RELATED: Why Butler County had to give back $620K awarded to demolish blighted homes

The final deadline to spend the remaining $1 million of the grant money is December, and the land bank has already demolished and been reimbursed for $600,000. Dudley expects the rest of original grant will be spent by June. Then she said they can try to recoup the lost funds. All tolled the county has been reimbursed almost $3.3 million for demolishing 220 properties.

Dudley said she is “feeling comfortable” the land bank won’t be out all the money.

“Given the rate of our reimbursement in the last four months we will be able to tap into the unallocated pool of funds, which is represented in part by the $600,000,” she said. “We will be moving forward with additional demos using that money.”
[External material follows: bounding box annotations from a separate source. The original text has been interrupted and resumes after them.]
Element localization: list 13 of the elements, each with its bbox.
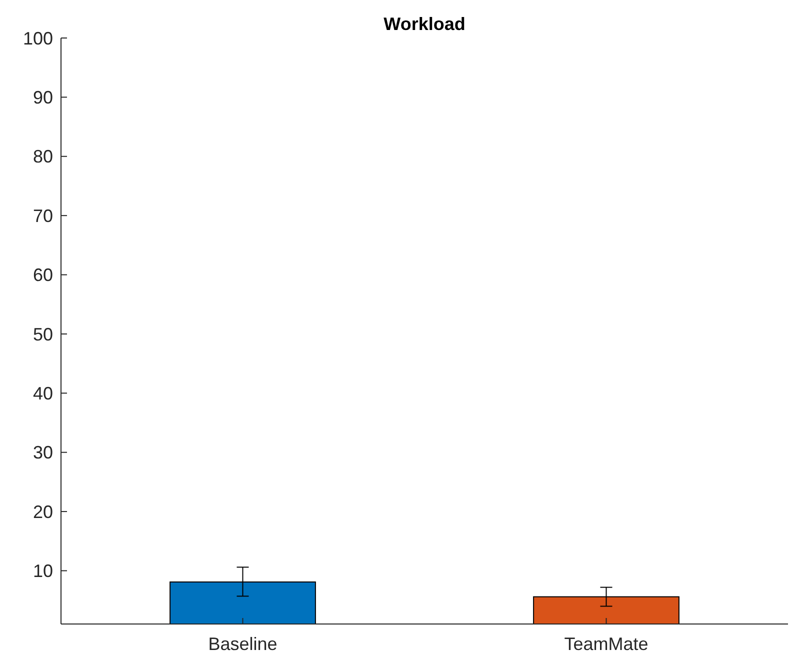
x-tick-label: TeamMate: [564, 634, 648, 654]
x-tick-label: Baseline: [208, 634, 278, 654]
y-tick-label: 10: [32, 561, 53, 582]
y-tick-label: 50: [32, 324, 53, 344]
y-tick-label: 80: [32, 146, 53, 167]
y-tick-label: 40: [32, 383, 53, 404]
chart-title: Workload: [384, 14, 466, 34]
y-tick-label: 20: [32, 502, 53, 522]
y-tick-label: 60: [32, 265, 53, 286]
y-tick-label: 30: [32, 442, 53, 463]
y-tick-label: 90: [32, 87, 53, 108]
y-tick-label: 70: [32, 206, 53, 226]
y-tick-label: 100: [22, 28, 53, 48]
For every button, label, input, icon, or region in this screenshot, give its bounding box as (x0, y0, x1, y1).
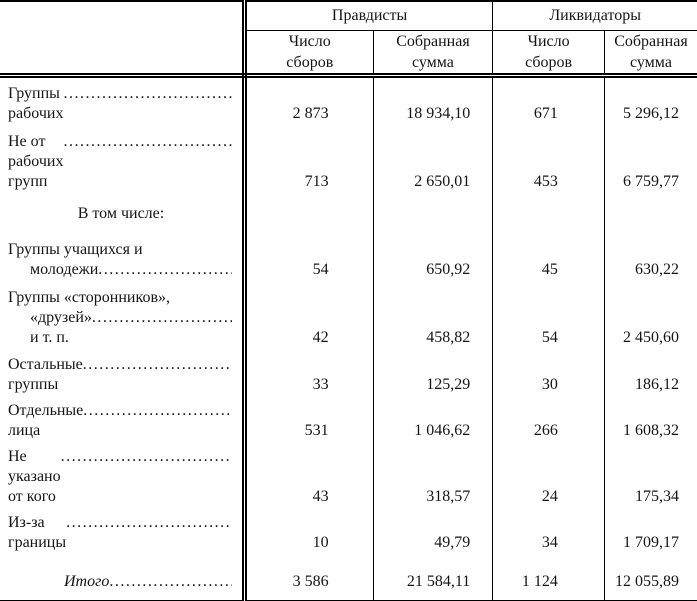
dot-leader (92, 308, 232, 328)
dot-leader (83, 355, 232, 375)
cell-pravdisty-count: 10 (244, 510, 374, 557)
row-from-abroad: Из-за границы 10 49,79 34 1 709,17 (0, 510, 697, 557)
cell-pravdisty-count: 33 (244, 352, 374, 399)
cell-empty (604, 197, 697, 237)
cell-empty (373, 196, 494, 237)
row-label: Группы «сторонников», «друзей» и т. п. (0, 288, 242, 348)
table-body: Группы рабочих 2 873 18 934,10 671 5 296… (0, 75, 697, 600)
row-label: Группы рабочих (0, 84, 242, 124)
cell-total-likvidatory-sum: 12 055,89 (615, 572, 679, 590)
cell-likvidatory-count: 54 (492, 284, 605, 353)
cell-pravdisty-count: 531 (244, 398, 374, 445)
dot-leader (61, 447, 232, 467)
row-individuals: Отдельные лица 531 1 046,62 266 1 608,32 (0, 398, 697, 445)
cell-pravdisty-count: 54 (244, 236, 374, 285)
dot-leader (109, 572, 232, 592)
col-header-likvidatory-sum: Собранная сумма (604, 30, 697, 78)
dot-leader (63, 132, 231, 152)
row-label: Группы учащихся и молодежи (0, 240, 242, 280)
sub-header-row: Число сборов Собранная сумма Число сборо… (0, 30, 697, 78)
row-other-groups: Остальные группы 33 125,29 30 186,12 (0, 352, 697, 399)
row-label: Не указано от кого (0, 447, 242, 507)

County Treasurer Nancy Nix, who is president of the land bank board, said Dudley and the two cities have been “racing to beat the clock” identifying vacant, blighted properties so the land bank can get all the reimbursement from the original grant by June and then try to recoup the lost money.

“Once the June hurdle is behind us, we will apply for the unallocated pool of funds that had been returned from land banks across the state, including Butler County’s,” she said. “While we may not be eligible for 100% of what the Butler County Land Bank sent back, we will do everything we can to at least get a great part of it.”

Some land bank officials believed the two cities were equal partners in NIP grant, but as of mid-January Hamilton had acquired, demolished and been reimbursed for 160 properties, while Middletown had done the same for 35.

Middletown City Manager Doug Adkins told the Journal-News when the grant was partially lost his city has been razing ramshackle homes according to the city council’s direction, as part of a plan they are developing to transform the city’s housing stock. He noted the city knocked down more than 500 blighted homes during the Great Recession but that it can’t act on others identified in the grant application.

“The vacant, blighted houses in those neighborhoods are mostly down. The remaining blight in those grant-eligible neighborhoods is with occupied houses, which are not eligible under this grant,” Adkins told the Journal-News. “I fully understand the county’s and the land bank’s concerns in returning grant funds, but Middletown only had so many qualifying properties to work with.”